June 05, 2025
Court Rules LOA Denied Beyond 15 Months May Be Disability Discrimination
An employer had a policy that provided up to 12 months of combined leave and noted that failure to return to work at the end of the 12 months may result in termination. The employer granted an employee a total of 15 months of continuous leave because of his own medical condition or to care for his wife’s medical condition (cancer). The employee claims he was effectively forced to resign when his employer refused his request for an additional 12 months of leave to care for his sick wife and sued. The court allowed the case to proceed to trial of the claims of (1) failure to accommodate based on the disability of the employee’s wife; (2) failure to engage in the interactive process; (3) and retaliation based on the employee’s accommodation requests. Why after the employer granted leave beyond that required under the Family and Medical Leave Act (FMLA), state (CA) leave laws, and its own policy?
While most of the claims were filed alleging a violation of state law, the court raises some points that apply to the ADA as well. Remember, the ADA:
- requires an employer to engage in an interactive dialogue with an employee to determine if it can provide a reasonable accommodation; and
- prohibits discrimination against an individual based on that individual’s association with someone who associates with a person with a disability.
In response to the employee’s last request for an extension of leave, the employer wrote, “If you…believe that you are not able to work due to your own serious health condition without restrictions…please contact me as soon as possible.” The court found, “The above suggests [the employer] was willing to engage in the interactive process if [the employee] was asking for leave because of his own condition but not if he was asking for leave because of his wife’s.

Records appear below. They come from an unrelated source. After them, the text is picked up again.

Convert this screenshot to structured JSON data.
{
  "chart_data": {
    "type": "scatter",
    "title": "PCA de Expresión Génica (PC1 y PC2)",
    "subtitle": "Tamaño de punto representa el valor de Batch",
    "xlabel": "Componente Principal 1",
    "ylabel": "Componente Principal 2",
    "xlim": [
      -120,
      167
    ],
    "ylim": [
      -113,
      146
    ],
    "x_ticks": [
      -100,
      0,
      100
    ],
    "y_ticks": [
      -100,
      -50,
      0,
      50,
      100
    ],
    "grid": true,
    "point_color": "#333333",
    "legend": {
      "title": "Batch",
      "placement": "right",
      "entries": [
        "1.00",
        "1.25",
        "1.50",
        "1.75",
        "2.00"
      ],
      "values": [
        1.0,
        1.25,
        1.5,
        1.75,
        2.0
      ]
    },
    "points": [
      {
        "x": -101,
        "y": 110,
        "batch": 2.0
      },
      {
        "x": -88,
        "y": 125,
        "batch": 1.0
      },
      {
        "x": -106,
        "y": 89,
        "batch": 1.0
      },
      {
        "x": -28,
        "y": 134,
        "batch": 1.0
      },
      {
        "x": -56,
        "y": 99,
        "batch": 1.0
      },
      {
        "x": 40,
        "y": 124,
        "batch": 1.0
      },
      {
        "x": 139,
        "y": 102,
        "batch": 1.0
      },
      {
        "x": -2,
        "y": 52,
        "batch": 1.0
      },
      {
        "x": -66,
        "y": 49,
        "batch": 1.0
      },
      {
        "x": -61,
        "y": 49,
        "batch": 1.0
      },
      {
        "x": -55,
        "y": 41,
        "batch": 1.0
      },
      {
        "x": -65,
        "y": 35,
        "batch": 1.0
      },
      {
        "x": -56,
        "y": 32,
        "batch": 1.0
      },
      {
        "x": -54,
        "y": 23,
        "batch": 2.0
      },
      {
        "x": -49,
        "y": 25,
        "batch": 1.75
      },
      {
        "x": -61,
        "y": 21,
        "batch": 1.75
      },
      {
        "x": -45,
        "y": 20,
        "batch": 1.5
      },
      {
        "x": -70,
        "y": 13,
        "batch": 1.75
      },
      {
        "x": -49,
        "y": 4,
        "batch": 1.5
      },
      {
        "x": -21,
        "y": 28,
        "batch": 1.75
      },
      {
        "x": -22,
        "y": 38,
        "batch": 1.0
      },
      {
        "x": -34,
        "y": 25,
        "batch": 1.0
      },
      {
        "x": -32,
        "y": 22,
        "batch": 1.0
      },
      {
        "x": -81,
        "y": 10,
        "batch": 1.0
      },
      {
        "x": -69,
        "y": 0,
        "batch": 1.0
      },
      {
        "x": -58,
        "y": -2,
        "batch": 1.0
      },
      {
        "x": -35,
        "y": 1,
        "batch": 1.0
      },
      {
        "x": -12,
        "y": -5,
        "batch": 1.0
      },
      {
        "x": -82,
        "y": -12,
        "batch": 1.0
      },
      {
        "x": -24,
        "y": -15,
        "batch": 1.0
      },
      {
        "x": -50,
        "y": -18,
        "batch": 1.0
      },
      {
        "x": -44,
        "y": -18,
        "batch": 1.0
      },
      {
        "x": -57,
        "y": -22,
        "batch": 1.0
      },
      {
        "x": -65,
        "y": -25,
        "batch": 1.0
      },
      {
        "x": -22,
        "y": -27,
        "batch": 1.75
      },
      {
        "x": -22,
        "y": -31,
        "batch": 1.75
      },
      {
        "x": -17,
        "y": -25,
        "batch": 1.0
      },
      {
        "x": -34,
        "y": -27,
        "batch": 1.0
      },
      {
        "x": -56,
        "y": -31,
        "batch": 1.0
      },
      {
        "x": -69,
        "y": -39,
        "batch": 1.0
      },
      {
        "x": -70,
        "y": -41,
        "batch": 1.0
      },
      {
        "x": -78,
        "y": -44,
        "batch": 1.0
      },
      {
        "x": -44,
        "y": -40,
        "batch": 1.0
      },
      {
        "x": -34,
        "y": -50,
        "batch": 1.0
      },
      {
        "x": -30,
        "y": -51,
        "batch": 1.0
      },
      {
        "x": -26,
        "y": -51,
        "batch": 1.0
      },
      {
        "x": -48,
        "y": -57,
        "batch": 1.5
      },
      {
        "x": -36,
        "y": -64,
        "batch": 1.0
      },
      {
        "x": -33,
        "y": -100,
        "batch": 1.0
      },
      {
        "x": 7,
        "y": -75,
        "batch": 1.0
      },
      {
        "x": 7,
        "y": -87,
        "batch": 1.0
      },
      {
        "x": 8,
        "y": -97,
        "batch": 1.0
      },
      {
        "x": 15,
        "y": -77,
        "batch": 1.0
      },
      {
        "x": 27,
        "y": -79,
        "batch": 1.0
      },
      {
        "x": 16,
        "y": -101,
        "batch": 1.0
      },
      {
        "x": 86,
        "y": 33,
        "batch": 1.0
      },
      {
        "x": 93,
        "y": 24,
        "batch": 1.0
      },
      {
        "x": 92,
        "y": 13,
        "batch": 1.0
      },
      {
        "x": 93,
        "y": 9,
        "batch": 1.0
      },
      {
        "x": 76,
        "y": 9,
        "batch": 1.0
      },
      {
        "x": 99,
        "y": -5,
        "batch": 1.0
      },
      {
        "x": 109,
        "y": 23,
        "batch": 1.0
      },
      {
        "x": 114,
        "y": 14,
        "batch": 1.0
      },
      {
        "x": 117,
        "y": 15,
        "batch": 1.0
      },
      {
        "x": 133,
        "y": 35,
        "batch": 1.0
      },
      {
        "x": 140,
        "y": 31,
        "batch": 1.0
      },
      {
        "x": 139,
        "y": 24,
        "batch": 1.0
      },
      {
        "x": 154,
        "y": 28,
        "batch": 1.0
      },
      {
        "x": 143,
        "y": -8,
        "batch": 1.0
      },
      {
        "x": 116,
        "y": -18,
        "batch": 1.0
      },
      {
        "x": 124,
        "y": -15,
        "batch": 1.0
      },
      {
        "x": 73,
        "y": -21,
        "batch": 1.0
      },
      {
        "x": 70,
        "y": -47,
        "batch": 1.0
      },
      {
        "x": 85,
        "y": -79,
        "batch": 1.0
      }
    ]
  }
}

If so, that might substantiate the [employee’s] position that [the employer] failed to engage in the interactive process in good faith.”
Oops. Sometimes it is not about how much time off you give an employee but how you give the employee time off. Don’t assume, ask what an employee needs. If you cannot provide it, ensure your reason is job-related and consistent with business necessity (a phrase commonly used by the EEOC, ask JAN). Ensure your HR team members and managers understand their obligations under the ADA, including its association provision. And when in doubt, talk to your company’s legal counsel.